Data Portfolio Builder SQL Data Cleaning for Dashboard KPIs

dkmdkm

U P L O A D E R
5f7f32e978c78fb676a730496379e946.avif

Free Download Data Portfolio Builder SQL Data Cleaning for Dashboard KPIs
Published 12/2025
MP4 | Video: h264, 1920x1080 | Audio: AAC, 44.1 KHz, 2 Ch
Language: English | Duration: 1h 49m | Size: 1.1 GB
SQL Data Cleaning Portfolio Project: Data Engineering, Analytics & Data Science with Business Rules, KPIs for dashboards

What you'll learn
Build a complete portfolio project you can publish: an end-to-end SQL data cleaning + KPI pipeline
Turn a messy e-commerce table into a trusted clean_table that's safe for reporting and dashboards
Profile data like a professional: row counts, null/completeness checks, category profiling, and "how bad is it?" diagnostics
Build a typed silver layer in SQL: safe casting, mixed-format date parsing, and text normalisation (without silently corrupting results)
Enforce a real business contract: filter invalid orders (amounts, costs, flags, hour ranges) and quantify exactly what each rule removes
Detect and remove duplicates using a business key, and understand the real-world risk of defining that key incorrectly
Implement 10 dashboard-ready KPIs in SQL using CTEs, aggregates, and window functions where needed
Standardise outputs into a single kpi_results table with one consistent schema a dashboard (or platform) can read
Debug KPI mismatches properly: trace issues back to the right layer (source → silver → clean → KPI) instead of guessing
Package the project professionally: clean SQL files, a strong README, evidence , and a LinkedIn-ready project summary
Requirements
Basic SQL knowledge (you should be comfortable with SELECT, WHERE, GROUP BY, and basic joins)
A laptop/PC and a modern web browser
You can use any SQL tool you already have
In the videos, I use Verulam Blue Mint (a free to use browser-based SQL workbench) to keep everything in one notebook workflow and support KPI checking/feedback - but the SQL approach is transferable
Description
This course is built to give you a publishable portfolio project as the end product - a complete SQL data-cleaning and KPI pipeline you can put on GitHub, link on LinkedIn, and confidently talk through in interviews.It's a real-world simulation built around one messy dataset and a business brief with a clear target: deliver ten KPIs that are trustworthy enough to go on a dashboard.Most SQL "data cleaning" courses either stay at the level of syntax drills, or they use clean toy datasets where nothing breaks.
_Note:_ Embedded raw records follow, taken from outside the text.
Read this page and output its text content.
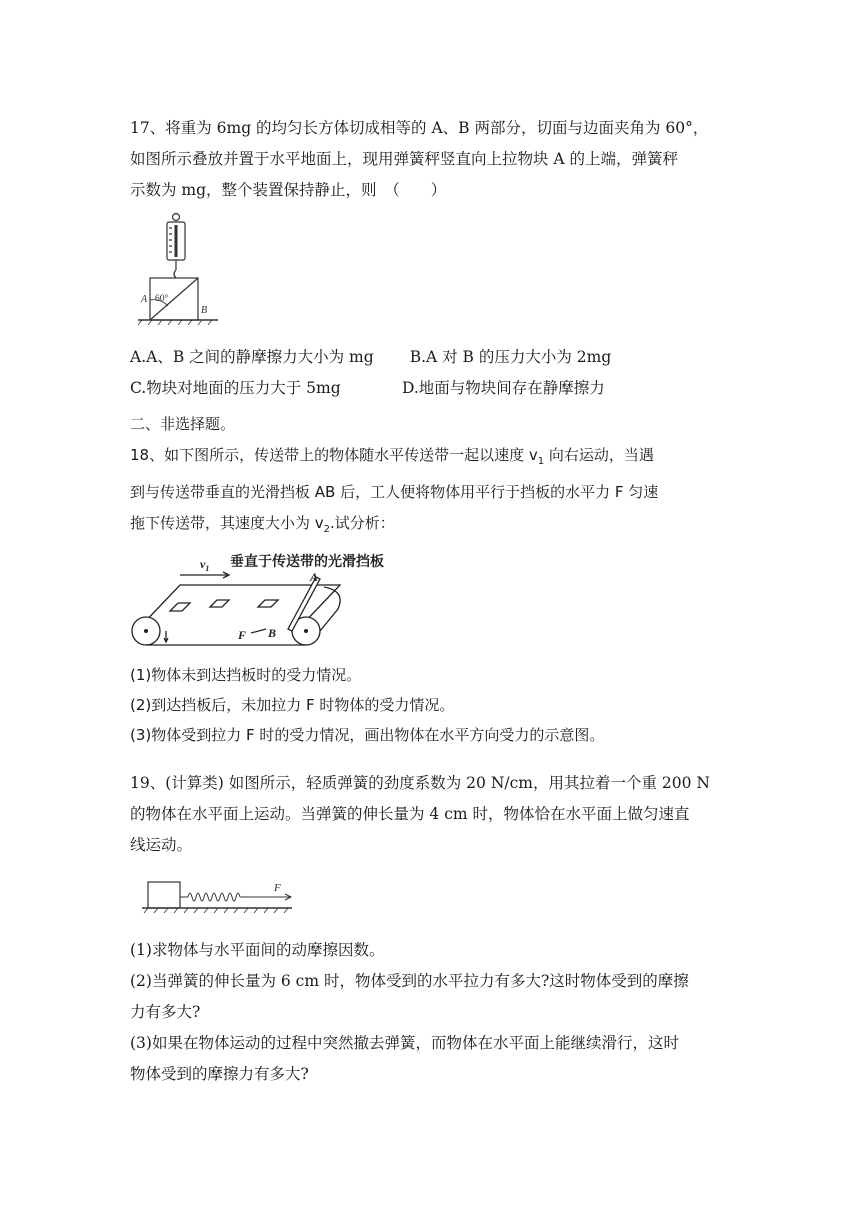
17、将重为 6mg 的均匀长方体切成相等的 A、B 两部分，切面与边面夹角为 60°，

如图所示叠放并置于水平地面上，现用弹簧秤竖直向上拉物块 A 的上端，弹簧秤

示数为 mg，整个装置保持静止，则　（　　）

A 60°
B

A.A、B 之间的静摩擦力大小为 mg B.A 对 B 的压力大小为 2mg

C.物块对地面的压力大于 5mg	D.地面与物块间存在静摩擦力

二、非选择题。

18、如下图所示，传送带上的物体随水平传送带一起以速度 $v_1$ 向右运动，当遇

到与传送带垂直的光滑挡板 AB 后，工人便将物体用平行于挡板的水平力 F 匀速

拖下传送带，其速度大小为 $v_2$.试分析：

$v_1$ 垂直于传送带的光滑挡板
A
B
F

(1)物体未到达挡板时的受力情况。

(2)到达挡板后，未加拉力 F 时物体的受力情况。

(3)物体受到拉力 F 时的受力情况，画出物体在水平方向受力的示意图。

19、(计算类) 如图所示，轻质弹簧的劲度系数为 20 N/cm，用其拉着一个重 200 N

的物体在水平面上运动。当弹簧的伸长量为 4 cm 时，物体恰在水平面上做匀速直

线运动。

F

(1)求物体与水平面间的动摩擦因数。

(2)当弹簧的伸长量为 6 cm 时，物体受到的水平拉力有多大?这时物体受到的摩擦

力有多大?

(3)如果在物体运动的过程中突然撤去弹簧，而物体在水平面上能继续滑行，这时

物体受到的摩擦力有多大?
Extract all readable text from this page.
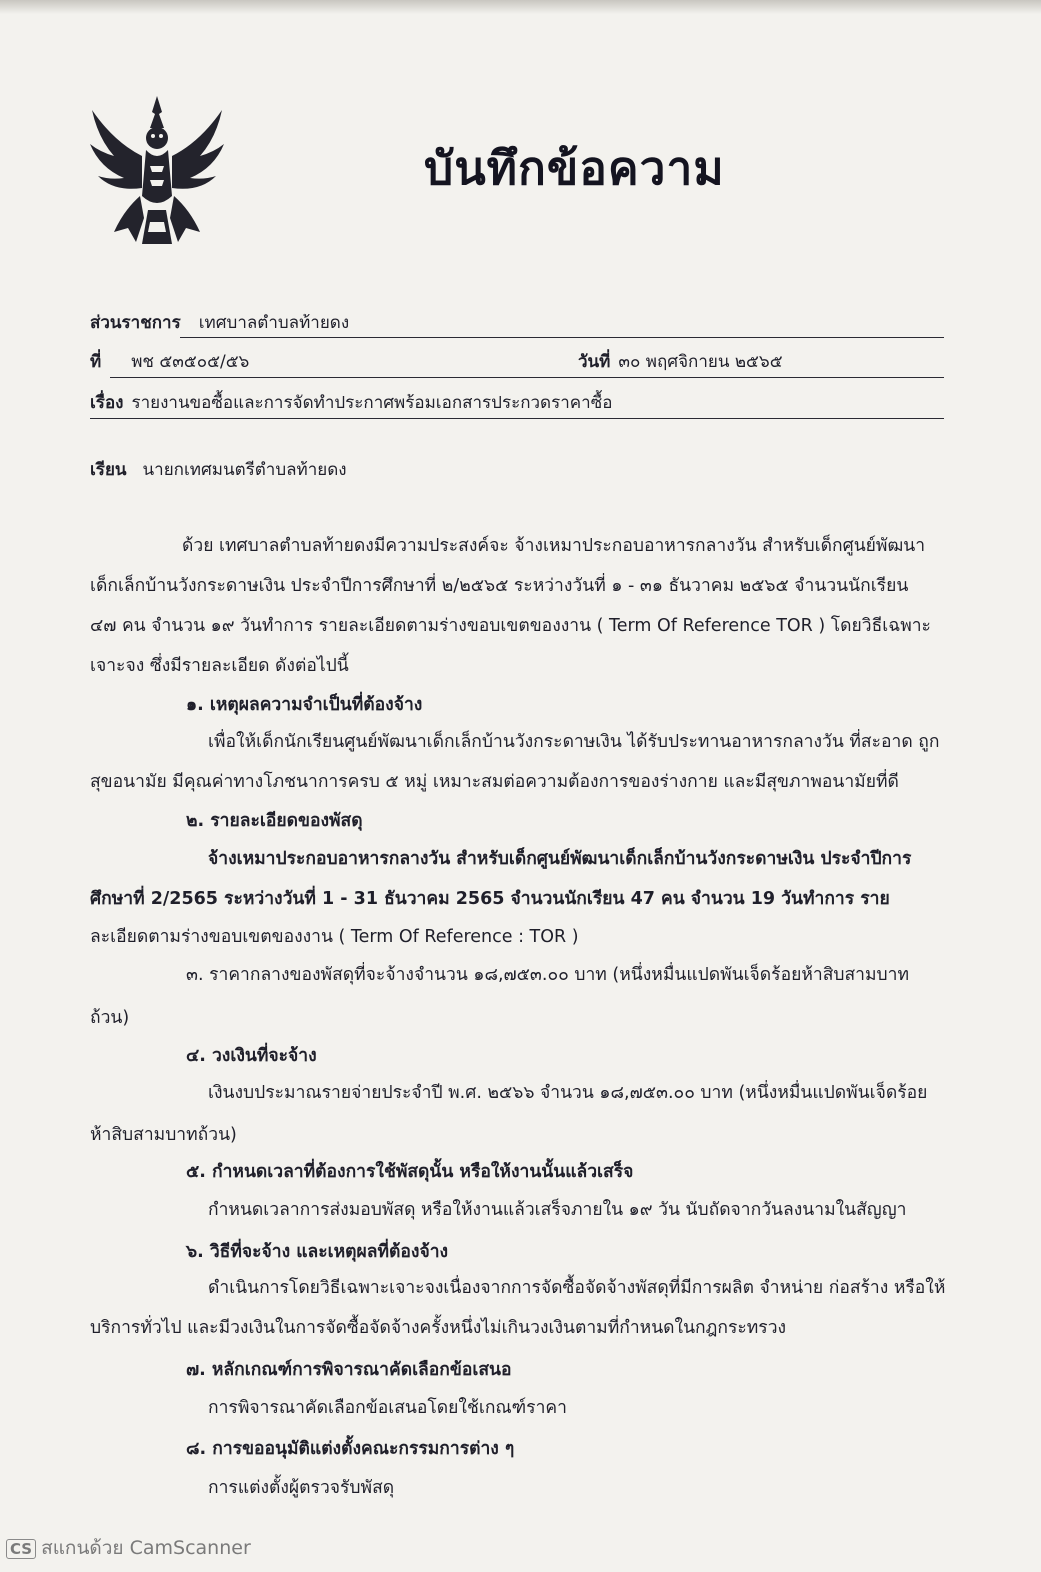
บันทึกข้อความ
ส่วนราชการ เทศบาลตำบลท้ายดง
ที่ พช ๕๓๕๐๕/๕๖	วันที่ ๓๐ พฤศจิกายน ๒๕๖๕
เรื่อง รายงานขอซื้อและการจัดทำประกาศพร้อมเอกสารประกวดราคาซื้อ
เรียน นายกเทศมนตรีตำบลท้ายดง
ด้วย เทศบาลตำบลท้ายดงมีความประสงค์จะ จ้างเหมาประกอบอาหารกลางวัน สำหรับเด็กศูนย์พัฒนา
เด็กเล็กบ้านวังกระดาษเงิน ประจำปีการศึกษาที่ ๒/๒๕๖๕ ระหว่างวันที่ ๑ - ๓๑ ธันวาคม ๒๕๖๕ จำนวนนักเรียน
๔๗ คน จำนวน ๑๙ วันทำการ รายละเอียดตามร่างขอบเขตของงาน ( Term Of Reference TOR ) โดยวิธีเฉพาะ
เจาะจง ซึ่งมีรายละเอียด ดังต่อไปนี้
๑. เหตุผลความจำเป็นที่ต้องจ้าง
เพื่อให้เด็กนักเรียนศูนย์พัฒนาเด็กเล็กบ้านวังกระดาษเงิน ได้รับประทานอาหารกลางวัน ที่สะอาด ถูก
สุขอนามัย มีคุณค่าทางโภชนาการครบ ๕ หมู่ เหมาะสมต่อความต้องการของร่างกาย และมีสุขภาพอนามัยที่ดี
๒. รายละเอียดของพัสดุ
จ้างเหมาประกอบอาหารกลางวัน สำหรับเด็กศูนย์พัฒนาเด็กเล็กบ้านวังกระดาษเงิน ประจำปีการ
ศึกษาที่ 2/2565 ระหว่างวันที่ 1 - 31 ธันวาคม 2565 จำนวนนักเรียน 47 คน จำนวน 19 วันทำการ ราย
ละเอียดตามร่างขอบเขตของงาน ( Term Of Reference : TOR )
๓. ราคากลางของพัสดุที่จะจ้างจำนวน ๑๘,๗๕๓.๐๐ บาท (หนึ่งหมื่นแปดพันเจ็ดร้อยห้าสิบสามบาท
ถ้วน)
๔. วงเงินที่จะจ้าง
เงินงบประมาณรายจ่ายประจำปี พ.ศ. ๒๕๖๖ จำนวน ๑๘,๗๕๓.๐๐ บาท (หนึ่งหมื่นแปดพันเจ็ดร้อย
ห้าสิบสามบาทถ้วน)
๕. กำหนดเวลาที่ต้องการใช้พัสดุนั้น หรือให้งานนั้นแล้วเสร็จ
กำหนดเวลาการส่งมอบพัสดุ หรือให้งานแล้วเสร็จภายใน ๑๙ วัน นับถัดจากวันลงนามในสัญญา
๖. วิธีที่จะจ้าง และเหตุผลที่ต้องจ้าง
ดำเนินการโดยวิธีเฉพาะเจาะจงเนื่องจากการจัดซื้อจัดจ้างพัสดุที่มีการผลิต จำหน่าย ก่อสร้าง หรือให้
บริการทั่วไป และมีวงเงินในการจัดซื้อจัดจ้างครั้งหนึ่งไม่เกินวงเงินตามที่กำหนดในกฎกระทรวง
๗. หลักเกณฑ์การพิจารณาคัดเลือกข้อเสนอ
การพิจารณาคัดเลือกข้อเสนอโดยใช้เกณฑ์ราคา
๘. การขออนุมัติแต่งตั้งคณะกรรมการต่าง ๆ
การแต่งตั้งผู้ตรวจรับพัสดุ
CS สแกนด้วย CamScanner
That's not what you face in real data teams.In this course you'll work through the same workflow you'd use on a real project:Read the brief properly so you know what "correct" meansExplore the raw schema and spot the mess early (mixed date formats, typos in categories, missing values, duplicates)Build a typed, safer silver layer where errors surface in a controlled wayEnforce the business rules and deduplicate into one trusted clean_tableCompute and standardise all KPI outputs into a consistent results tableValidate results, understand tolerances/rounding, and debug mismatches like a professionalFinish by turning the whole pipeline into a portfolio-ready GitHub project, with a clean repo structure, a strong README, and proof of resultsCourse outline (high level):Section 00: Course IntroductionSection 01: The Verulam Blue Mint EnvironmentSection 02: Understanding the Challenge BriefSection 03: Exploring Source Data SchemaSection 04: Data Cleaning I - Sampling & CompletenessSection 05: Data Cleaning II - Silver Layer & NormalisationSection 06: Data Cleaning III - Business Rules & DeduplicationSection 07: Understanding the KPIsSection 08: Computing KPIsSection 09: ResultsSection 10: Portfolio project deployment (repo + README + LinkedIn-style project story)By the end, you won't just know "how to clean data using SQL". You'll have an end-to-end portfolio project you can explain clearly: what was wrong with the data, what you changed, what rules you enforced, and why your KPIs can be trusted.
Who this course is for
Anyone who wants a portfolio project they can publish: a complete SQL cleaning + KPI pipeline you can put on GitHub and confidently explain in interviews
Data analysts, BI developers, and aspiring analytics/data engineers who already know basic SQL and want a serious, employer-facing project (not toy examples)
Learners who can write queries but haven't yet built a layered workflow end-to-end (raw → silver → clean → KPIs → standardised results)
Job seekers who want proof-of-skill in the areas employers actually care about: data quality reasoning, business-rule enforcement, deduplication, and metric reliability
Not ideal if you're brand new to SQL and need a fundamentals-first course.
Homepage
Code:
Bitte Anmelden oder Registrieren um Code Inhalt zu sehen!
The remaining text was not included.